SAP HANA has different engines to process different views. Some of the them are:
- Planning Engine: Facilitates planning, budgeting, and forecasting by analyzing past data and performance indicators to project future scenarios.
- Join Engine: Optimizes the processing of joins and attribute views with techniques like parallelization and column store optimization.
- OLAP Engine: Used to process analytical view. Analyzes large datasets to produce summary reports for business intelligence and decision making process.
- Calculation Engine: Handles complex calculation, including statistical analysis, predictive modelling, and machine learning.
- SQLScript: Used for developing custom business logic, data transformation and data validation routines.
- SQL Parser: Responsible for analyzing and interpreting SQL statements. When a client application sends a SQL query to the server, SQL parser analyzes the syntax of the query, checks for errors, and generates internal representation of query. It enables efficient and accurate processing of SQL queries.
- SQL Engine: Receives SQL queries from client applications and translates them into executable instructions for the database.
- Multi-dimensional Expression (MDX) Engine: MDX is a query language used to extract data from multi-dimensional databases such as online analytical processing (OLAP). MDX engine is used to create complex queries and retrieve data from multiple dimensions, measures, and hierarchies.
Relational Engines
- The relational engines in SAP HANA Index server utilizes both column-store and row-store.
- Column-stores excel in analytical workloads requiring rapid processing of large data volumes. Row-store are suitable for transactional workloads, characterized by frequent data access and updates by row.
Persistent Layer
- It is tasked with maintaining transaction durability and atomicity.
- It tracks committed states of transactions and writes them to disk. They ensures that transactions are executed entirely or not at all, allowing the database to be restored to the latest committed state after a system restart.
Transaction Manager
- In the HANA database, SQL statements are executed within the scope of a transaction.
- The transaction manager oversees the entire transaction process, managing isolation levels, and monitoring running and completed transactions.

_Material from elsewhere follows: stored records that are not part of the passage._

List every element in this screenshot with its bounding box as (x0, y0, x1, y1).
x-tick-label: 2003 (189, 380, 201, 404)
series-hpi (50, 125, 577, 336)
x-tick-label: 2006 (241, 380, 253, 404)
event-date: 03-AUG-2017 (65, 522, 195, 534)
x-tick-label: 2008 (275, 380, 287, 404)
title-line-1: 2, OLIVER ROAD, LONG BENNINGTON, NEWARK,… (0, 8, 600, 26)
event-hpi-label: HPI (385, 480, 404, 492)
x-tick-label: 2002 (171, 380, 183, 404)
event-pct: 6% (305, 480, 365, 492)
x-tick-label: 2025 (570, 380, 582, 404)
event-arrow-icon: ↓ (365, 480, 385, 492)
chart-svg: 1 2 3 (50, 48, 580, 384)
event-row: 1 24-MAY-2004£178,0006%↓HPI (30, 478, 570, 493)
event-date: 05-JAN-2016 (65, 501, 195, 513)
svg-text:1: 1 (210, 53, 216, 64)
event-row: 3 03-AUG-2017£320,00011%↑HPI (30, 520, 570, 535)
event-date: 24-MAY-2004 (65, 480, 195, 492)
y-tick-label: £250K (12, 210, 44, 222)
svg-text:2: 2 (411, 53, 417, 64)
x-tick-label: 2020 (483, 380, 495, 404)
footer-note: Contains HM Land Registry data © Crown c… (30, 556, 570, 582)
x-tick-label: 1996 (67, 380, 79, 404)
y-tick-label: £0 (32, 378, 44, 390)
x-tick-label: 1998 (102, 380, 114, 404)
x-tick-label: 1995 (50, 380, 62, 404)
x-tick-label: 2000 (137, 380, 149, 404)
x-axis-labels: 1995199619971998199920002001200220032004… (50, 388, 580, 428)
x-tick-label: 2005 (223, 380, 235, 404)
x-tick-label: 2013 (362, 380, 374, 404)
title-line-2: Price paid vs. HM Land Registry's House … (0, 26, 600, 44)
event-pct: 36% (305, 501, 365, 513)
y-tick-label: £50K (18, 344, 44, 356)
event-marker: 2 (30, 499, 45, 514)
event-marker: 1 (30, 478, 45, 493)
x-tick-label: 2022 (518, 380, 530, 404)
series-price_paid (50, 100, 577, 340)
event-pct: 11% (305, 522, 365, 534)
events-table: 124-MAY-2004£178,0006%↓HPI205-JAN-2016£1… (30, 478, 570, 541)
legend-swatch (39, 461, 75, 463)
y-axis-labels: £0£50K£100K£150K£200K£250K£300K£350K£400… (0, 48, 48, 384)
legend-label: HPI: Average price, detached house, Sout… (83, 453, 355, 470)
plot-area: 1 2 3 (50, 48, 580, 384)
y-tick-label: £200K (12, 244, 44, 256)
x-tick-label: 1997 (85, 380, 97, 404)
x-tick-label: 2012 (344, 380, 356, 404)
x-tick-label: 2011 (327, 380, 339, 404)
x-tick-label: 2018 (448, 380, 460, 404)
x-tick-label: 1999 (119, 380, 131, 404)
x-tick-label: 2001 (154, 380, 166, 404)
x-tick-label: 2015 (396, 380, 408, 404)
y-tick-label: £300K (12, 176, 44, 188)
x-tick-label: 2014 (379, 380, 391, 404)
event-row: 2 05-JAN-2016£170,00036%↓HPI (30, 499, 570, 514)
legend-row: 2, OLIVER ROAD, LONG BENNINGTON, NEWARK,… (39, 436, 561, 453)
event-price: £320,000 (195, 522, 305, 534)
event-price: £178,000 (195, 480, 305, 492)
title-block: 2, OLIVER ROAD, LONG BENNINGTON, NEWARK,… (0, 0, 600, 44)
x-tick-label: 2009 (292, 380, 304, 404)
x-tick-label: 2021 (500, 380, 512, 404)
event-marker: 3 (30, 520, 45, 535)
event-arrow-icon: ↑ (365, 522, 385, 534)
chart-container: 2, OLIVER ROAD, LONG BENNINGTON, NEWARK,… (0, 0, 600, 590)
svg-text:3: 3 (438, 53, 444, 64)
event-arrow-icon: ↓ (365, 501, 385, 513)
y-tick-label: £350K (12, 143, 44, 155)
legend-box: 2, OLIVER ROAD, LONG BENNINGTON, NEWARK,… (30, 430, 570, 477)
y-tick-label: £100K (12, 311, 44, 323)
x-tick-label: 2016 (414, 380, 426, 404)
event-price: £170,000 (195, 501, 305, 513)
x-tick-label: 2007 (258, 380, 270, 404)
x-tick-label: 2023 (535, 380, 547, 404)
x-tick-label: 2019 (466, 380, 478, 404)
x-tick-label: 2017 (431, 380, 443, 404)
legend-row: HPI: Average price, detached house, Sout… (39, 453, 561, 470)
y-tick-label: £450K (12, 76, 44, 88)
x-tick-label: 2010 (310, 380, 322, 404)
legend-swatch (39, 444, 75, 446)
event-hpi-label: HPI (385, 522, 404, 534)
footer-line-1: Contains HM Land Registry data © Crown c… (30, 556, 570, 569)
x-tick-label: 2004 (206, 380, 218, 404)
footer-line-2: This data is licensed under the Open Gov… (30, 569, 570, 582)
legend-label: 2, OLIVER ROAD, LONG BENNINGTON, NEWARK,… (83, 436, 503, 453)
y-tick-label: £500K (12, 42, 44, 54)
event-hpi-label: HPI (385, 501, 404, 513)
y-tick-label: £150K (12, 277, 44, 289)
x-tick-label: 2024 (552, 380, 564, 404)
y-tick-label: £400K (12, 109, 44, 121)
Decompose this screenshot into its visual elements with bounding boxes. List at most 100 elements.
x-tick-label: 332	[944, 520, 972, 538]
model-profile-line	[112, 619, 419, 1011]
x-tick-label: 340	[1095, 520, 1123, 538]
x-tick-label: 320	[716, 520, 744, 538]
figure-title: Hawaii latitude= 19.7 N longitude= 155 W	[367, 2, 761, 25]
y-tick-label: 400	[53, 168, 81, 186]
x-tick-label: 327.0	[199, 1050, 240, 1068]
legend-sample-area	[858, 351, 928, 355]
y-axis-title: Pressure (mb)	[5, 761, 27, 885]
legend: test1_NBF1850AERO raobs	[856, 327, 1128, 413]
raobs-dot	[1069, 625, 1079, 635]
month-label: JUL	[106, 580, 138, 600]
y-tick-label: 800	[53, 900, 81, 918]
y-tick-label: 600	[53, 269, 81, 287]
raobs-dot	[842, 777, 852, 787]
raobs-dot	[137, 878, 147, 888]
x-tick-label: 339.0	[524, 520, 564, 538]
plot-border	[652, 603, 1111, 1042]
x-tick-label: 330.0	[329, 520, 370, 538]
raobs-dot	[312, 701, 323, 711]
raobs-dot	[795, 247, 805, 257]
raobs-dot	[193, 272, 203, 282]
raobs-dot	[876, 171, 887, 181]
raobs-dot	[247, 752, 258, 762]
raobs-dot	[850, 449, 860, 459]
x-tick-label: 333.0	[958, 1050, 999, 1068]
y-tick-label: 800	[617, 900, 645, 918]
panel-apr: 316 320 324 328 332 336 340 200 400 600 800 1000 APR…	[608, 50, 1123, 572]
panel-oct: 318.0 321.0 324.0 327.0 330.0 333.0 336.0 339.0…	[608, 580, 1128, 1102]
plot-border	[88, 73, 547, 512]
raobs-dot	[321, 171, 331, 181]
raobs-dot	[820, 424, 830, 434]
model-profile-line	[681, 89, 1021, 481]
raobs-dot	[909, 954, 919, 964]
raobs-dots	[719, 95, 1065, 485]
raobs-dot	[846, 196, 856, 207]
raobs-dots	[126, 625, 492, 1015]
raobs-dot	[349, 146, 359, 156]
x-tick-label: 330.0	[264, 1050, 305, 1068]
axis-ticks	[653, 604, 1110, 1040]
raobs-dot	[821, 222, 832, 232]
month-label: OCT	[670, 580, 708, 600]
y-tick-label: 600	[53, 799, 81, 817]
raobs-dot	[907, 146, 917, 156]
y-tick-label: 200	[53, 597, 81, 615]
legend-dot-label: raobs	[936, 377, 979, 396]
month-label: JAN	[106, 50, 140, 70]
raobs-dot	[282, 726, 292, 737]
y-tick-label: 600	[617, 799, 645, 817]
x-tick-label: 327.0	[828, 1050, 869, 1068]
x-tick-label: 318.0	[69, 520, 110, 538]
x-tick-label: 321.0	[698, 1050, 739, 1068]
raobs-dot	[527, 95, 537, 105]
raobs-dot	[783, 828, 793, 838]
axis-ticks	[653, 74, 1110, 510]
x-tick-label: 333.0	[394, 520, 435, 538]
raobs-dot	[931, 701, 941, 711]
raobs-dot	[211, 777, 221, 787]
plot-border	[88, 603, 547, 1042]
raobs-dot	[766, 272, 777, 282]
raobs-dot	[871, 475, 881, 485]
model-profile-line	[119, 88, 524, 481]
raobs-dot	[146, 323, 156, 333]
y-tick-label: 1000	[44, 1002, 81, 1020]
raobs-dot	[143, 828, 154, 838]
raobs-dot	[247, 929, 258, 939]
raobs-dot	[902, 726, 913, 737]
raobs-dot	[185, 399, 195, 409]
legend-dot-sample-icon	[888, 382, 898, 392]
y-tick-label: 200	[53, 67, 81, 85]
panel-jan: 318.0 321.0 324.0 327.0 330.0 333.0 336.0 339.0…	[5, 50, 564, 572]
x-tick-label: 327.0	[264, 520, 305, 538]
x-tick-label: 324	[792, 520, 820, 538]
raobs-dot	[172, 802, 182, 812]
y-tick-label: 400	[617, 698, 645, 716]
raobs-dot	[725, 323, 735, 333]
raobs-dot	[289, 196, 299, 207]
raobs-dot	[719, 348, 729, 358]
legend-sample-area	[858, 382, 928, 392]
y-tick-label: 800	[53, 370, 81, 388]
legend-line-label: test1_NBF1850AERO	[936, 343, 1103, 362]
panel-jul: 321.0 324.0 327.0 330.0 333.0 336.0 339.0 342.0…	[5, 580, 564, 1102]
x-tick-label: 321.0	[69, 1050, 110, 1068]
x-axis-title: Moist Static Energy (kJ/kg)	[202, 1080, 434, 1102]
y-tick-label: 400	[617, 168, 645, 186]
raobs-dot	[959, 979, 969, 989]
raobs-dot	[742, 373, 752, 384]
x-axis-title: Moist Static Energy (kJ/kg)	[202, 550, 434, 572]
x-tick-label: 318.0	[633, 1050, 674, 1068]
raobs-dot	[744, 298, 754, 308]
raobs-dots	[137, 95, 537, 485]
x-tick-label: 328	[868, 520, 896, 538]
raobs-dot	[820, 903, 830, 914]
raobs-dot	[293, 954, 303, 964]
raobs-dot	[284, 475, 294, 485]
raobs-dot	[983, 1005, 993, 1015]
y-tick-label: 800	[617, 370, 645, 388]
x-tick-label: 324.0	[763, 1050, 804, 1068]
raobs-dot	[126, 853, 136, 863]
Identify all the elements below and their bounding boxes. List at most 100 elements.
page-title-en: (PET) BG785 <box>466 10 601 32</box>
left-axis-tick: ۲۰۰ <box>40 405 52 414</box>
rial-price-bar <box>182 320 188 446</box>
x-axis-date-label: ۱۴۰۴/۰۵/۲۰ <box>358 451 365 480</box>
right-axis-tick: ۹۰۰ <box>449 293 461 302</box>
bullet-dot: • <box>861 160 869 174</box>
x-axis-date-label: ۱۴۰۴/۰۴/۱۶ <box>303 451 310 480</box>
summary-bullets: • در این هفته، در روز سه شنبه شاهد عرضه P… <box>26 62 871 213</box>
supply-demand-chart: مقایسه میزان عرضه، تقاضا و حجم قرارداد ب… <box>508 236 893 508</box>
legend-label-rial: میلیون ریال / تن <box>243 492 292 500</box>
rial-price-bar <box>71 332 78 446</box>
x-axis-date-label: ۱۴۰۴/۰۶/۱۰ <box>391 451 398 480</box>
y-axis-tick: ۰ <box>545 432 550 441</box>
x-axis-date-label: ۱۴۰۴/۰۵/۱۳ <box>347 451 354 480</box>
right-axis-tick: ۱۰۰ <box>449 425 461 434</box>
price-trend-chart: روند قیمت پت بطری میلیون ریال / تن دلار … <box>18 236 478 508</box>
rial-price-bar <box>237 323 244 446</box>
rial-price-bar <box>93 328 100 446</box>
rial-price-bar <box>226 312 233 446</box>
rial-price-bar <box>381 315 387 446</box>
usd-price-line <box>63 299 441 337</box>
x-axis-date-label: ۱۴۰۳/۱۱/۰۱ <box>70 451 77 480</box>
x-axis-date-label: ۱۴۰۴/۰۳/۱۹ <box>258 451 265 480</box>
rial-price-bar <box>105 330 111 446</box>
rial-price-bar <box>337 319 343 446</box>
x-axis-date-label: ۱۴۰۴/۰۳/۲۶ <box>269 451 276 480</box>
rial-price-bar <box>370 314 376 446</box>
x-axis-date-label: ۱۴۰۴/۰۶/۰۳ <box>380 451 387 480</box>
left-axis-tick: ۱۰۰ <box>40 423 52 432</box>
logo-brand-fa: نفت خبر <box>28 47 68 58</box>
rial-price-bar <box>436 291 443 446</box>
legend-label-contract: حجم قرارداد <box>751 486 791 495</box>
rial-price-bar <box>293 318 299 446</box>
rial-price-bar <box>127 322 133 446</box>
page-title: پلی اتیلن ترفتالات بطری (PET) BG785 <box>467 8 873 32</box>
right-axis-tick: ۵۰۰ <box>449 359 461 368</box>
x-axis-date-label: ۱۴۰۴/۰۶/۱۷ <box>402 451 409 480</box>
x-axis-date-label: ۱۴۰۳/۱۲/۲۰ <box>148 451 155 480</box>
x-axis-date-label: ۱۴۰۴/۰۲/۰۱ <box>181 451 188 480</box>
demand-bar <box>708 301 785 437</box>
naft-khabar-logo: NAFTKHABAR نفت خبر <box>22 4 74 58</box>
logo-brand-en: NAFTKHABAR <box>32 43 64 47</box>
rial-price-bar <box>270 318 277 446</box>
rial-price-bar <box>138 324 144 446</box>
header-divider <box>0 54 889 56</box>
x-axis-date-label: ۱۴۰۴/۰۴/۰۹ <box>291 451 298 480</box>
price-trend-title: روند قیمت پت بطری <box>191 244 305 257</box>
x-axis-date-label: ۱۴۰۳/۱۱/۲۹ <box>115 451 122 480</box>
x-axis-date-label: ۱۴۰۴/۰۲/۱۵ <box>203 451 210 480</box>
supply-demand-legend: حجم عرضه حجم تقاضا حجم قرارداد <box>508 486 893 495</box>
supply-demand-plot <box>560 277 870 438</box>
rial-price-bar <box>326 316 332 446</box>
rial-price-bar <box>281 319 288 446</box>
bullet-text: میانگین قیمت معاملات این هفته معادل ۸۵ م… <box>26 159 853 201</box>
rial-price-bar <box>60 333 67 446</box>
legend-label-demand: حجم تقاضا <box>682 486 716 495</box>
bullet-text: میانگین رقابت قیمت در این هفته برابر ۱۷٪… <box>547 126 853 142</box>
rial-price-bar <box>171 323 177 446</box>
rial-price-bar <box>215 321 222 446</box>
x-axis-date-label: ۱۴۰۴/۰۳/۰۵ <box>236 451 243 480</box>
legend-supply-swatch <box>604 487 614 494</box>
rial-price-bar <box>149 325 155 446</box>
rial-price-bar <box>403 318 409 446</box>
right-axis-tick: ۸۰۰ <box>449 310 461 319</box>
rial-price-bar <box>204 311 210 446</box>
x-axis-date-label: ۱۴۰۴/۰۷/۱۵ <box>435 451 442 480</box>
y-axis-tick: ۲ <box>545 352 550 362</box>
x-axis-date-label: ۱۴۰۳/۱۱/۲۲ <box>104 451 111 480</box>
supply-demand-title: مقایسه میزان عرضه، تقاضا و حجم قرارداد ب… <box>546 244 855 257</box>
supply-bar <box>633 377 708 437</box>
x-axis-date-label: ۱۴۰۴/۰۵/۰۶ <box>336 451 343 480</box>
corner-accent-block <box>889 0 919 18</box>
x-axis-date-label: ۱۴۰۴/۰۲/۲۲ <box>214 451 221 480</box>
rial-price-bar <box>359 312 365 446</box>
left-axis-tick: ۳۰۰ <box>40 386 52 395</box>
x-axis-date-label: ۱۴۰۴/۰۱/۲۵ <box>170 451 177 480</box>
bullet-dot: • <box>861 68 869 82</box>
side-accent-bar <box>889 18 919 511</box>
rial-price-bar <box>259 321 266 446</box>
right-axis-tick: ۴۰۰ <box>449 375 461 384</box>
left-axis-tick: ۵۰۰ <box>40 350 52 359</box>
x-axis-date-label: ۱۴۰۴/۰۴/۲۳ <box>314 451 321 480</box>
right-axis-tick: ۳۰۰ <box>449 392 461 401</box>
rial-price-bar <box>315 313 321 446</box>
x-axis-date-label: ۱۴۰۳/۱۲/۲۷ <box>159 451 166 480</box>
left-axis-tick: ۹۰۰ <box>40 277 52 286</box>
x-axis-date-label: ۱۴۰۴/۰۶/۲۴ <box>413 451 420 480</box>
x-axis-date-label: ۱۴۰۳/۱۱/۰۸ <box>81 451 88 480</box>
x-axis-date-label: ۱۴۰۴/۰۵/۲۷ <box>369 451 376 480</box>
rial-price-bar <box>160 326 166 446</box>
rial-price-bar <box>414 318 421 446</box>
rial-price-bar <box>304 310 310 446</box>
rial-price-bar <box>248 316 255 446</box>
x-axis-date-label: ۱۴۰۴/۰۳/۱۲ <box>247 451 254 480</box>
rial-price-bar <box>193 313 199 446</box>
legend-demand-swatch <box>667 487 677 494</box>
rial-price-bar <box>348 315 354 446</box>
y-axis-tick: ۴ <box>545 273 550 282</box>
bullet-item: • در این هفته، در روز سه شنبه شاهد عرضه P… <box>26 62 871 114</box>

- It ensure that transactions are atomic and durable, even in the event of a system failure, providing effective and reliable transaction management for users and applications.
Metadata Manager
- It serves as a central repository for all metadata related to data objects (tables, views, columns, indexes, procedures etc).
- It stores all metadata in a unified database catalog, offering a comprehensive view of data objects and processes in the database.
- It also supports transaction handling and multiple versions simultaneously, making it a vital tool for efficient data management in SAP HANA.
Authorization Manager
- It ensure users have the necessary privileges for requested operations. Allows administrators to grant permissions for specific operations or objects based on user’s need and responsibilities.
- This manager supports complex access control policies and integrates with external authentication systems like LDAP or Active Directory, bolstering security.
In conclusion, SAP HANA’s Index Server architecture is a robust framework that orchestrates data processing, session management, query optimization, data storage, transaction management, metadata handling, and access control. Understanding the intricacies of this architecture is essential for harnessing the full potential of SAP HANA’s data management capabilities.